The first thing I saw upon entering the Temple of the Emerald Buddha (Wat Phra Kaeo), was the seated hermit.
He’s a comic figure–apparently not taking himself too seriously in a place that weighs heavy with formality, tradition, and gilt. But, I’m given to understand that he’s a good doctor, for which he is venerated. People bring him medicine, which he blesses, improving its therapeutic effect. He’s a happy hermit, and no doubt his good natured outlook goes far in conditioning all potions.
Except for the flow of tourists, the air within the rest of the temple compound is sonorous. This is, after all, the most sacred structure in Thailand. But it’s also said to be the repository of the spirit of the Thai people enmasse.
With this consideration, I walked slowly, trying to pick up the reverberations of that spirit. But it didn’t happen. For one thing, a camera is a distraction. One cannot, not, take pictures, but a camera keeps you at the surface. The other thing that cropped up was this incongruity: If the spirit of the Thai people lived here, it had to be underneath the near ostentatiousness, the almost garish-Disney quality of the temple. The Thai people I had met were warm, hospitable and gracious. The Temple, was overbearing. I decided I was missing something.
I wandered. I took a hundred pictures: the brilliant tiles, the gilt-bronze emblems, the marble monuments, the countless mother of pearl inlays, the stone guards, the half-deer people, the demon-monkey guardians-hardly frightening, and the rest of the pagoda’s and stupa’s and dagobas’.
At last I entered the ubosoth (chapel) of the Emerald Buddha. Here, as prescribed, I took off my sandals and refrained from taking pictures. (There is however a spot in the portico where you can zoom-in on the Emerald Buddha. He’s wearing his rainy season costume.)

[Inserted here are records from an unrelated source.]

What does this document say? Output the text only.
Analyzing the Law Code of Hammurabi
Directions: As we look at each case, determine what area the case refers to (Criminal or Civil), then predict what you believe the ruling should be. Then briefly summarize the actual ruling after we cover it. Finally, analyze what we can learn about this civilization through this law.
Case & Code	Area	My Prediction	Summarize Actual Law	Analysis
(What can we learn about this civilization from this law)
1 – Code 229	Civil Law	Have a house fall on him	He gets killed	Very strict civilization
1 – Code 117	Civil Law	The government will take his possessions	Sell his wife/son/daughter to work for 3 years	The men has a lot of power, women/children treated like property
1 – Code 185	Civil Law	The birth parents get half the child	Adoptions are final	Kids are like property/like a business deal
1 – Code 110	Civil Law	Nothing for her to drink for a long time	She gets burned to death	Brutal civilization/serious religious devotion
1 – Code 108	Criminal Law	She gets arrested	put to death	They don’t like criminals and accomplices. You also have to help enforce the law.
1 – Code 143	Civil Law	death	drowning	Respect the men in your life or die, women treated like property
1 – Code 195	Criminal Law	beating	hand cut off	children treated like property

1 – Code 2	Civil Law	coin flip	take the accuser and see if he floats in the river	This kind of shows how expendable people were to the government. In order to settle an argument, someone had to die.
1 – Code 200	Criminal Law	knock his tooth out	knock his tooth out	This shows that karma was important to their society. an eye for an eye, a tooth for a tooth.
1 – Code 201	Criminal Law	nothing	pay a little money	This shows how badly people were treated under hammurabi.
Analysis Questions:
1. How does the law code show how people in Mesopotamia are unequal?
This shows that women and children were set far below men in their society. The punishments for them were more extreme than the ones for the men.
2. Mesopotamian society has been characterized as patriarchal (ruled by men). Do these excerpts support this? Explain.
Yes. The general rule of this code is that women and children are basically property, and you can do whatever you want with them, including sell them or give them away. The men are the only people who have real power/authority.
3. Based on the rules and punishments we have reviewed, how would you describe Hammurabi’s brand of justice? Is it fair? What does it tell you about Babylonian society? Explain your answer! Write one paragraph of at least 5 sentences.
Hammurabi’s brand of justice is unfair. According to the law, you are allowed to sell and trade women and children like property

The Emerald Buddha is not emerald but jade. It was a mistaken fifteenth century monk that made the claim, but the name stuck. The Emerald Buddha is seated in a glass case, high above a gilded wooden throne. Beneath and around him is a pyramid-like arrangement of images, golden Buddha icons, crowned gilded Buddha figures and more. On the wall behind the throne, I learned, is a mural of the Traiphum–the three worlds of Desire, Form and Non-Form.
(As an act of preparation before entering the ubosoth, people buy tulips, dip them in water and sprinkle themselves.)
The smooth marble floor in front of the Emerald Buddha shrine was crowded with curio-seekers, wonderers and worshippers. Everyone was seated, and presenting, I suppose, many variations of the Lotus position.
In spite of all the coming and going, there was silence within the ubosoth. All I heard was the hum of fans. And in spite of the opulent surroundings, there was, within, a basic dignity and reverence.
It was possible, in that quiet, to catch something of the Thai spirit that is contained in the Buddhist understanding of samadhi, tranquility of heart.